In June, a Lao official came to Pakmon and said any families who lived below 275m - the projected height of the dam's reservoir - would be forced to relocate.

Now Ting and other villagers, many of whom earn no more than US$500 per year, are anxious to see if the dam will be built, and how their main livelihoods - fishing and farming - will be affected.

According to the US environmental group International Rivers, more than 2,100 people will be forcibly resettled and 200,000 people will be affected.

"Given the Laos government's legacy of poor planning and uncompensated losses, the communities that will be forcibly resettled by the dam are likely to suffer greatly," Ame Trandem, a spokesperson for International Rivers, told IRIN.

Plans to dam the lower stretch of the Mekong, the world's 12th-largest river, have put Laos on a collision course with its neighbors and environmentalists, who fear livelihoods, fish species and farmland could be destroyed, undermining the food security of thousands.

China, which borders Laos, already operates four dams on the upper stretch of the river.

In May, Khempheng Pholsena, chairwoman of the Laos National Mekong Committee, told reporters in Hanoi, Vietnam, that the Xayaburi dam would be "socially and environmentally sustainable".

This followed critical statements by Thai, Cambodian and Vietnamese diplomats about the Xayaburi proposal in April, calling for more studies of the dam's trans-boundary impacts.

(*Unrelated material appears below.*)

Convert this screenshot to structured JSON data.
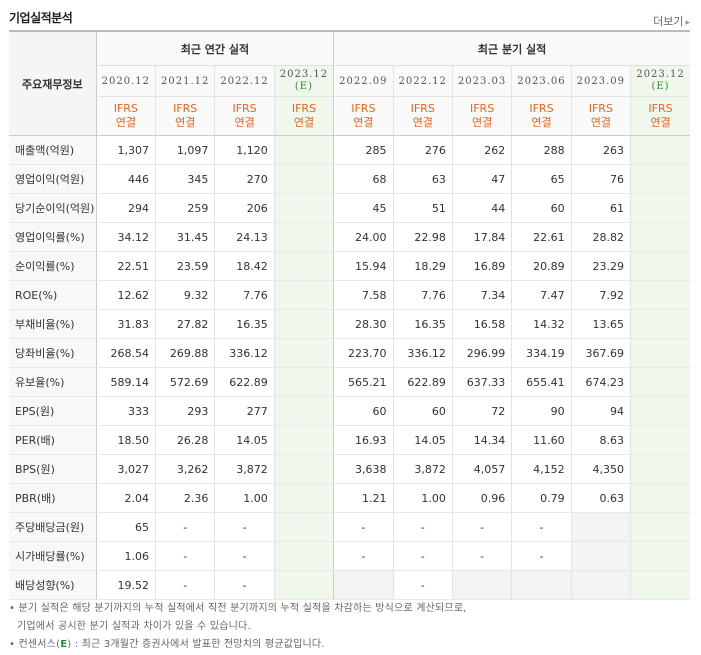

Then in an 8 June letter leaked to the media and addressed to Xayaburi Power Ltd, a subsidiary of Ch Karnchang, the Thai developer, the Lao Ministry of Energy and Mines claimed to have "completed" its obligation for prior consultation regarding the dam proposal under the 1995 Mekong Agreement, which established a non-binding process for reviewing mainstream dam proposals by any of the four lower Mekong River Countries (MRC): Laos, Thailand, Cambodia and Vietnam.

Two weeks later, a group of MRC donorsasked Laos to clarify its position, but has yet to receive a response.

As of late May, the project appeared to be dead, presumably because Laos did not want to "lose face" by breaking with Vietnam, a close political ally that has expressed strong opposition to the proposed dam, said Ian Baird, a Laos expert at the University of Wisconsin-Madison. However, the leaked letter suggests a different scenario, he maintains.

"It is hard to believe that the Lao government is going ahead with this [dam] despite strong opposition in the region, including from the Vietnam government, but that would appear to be the case," he said. "We are in unchartered waters on this one," Baird added.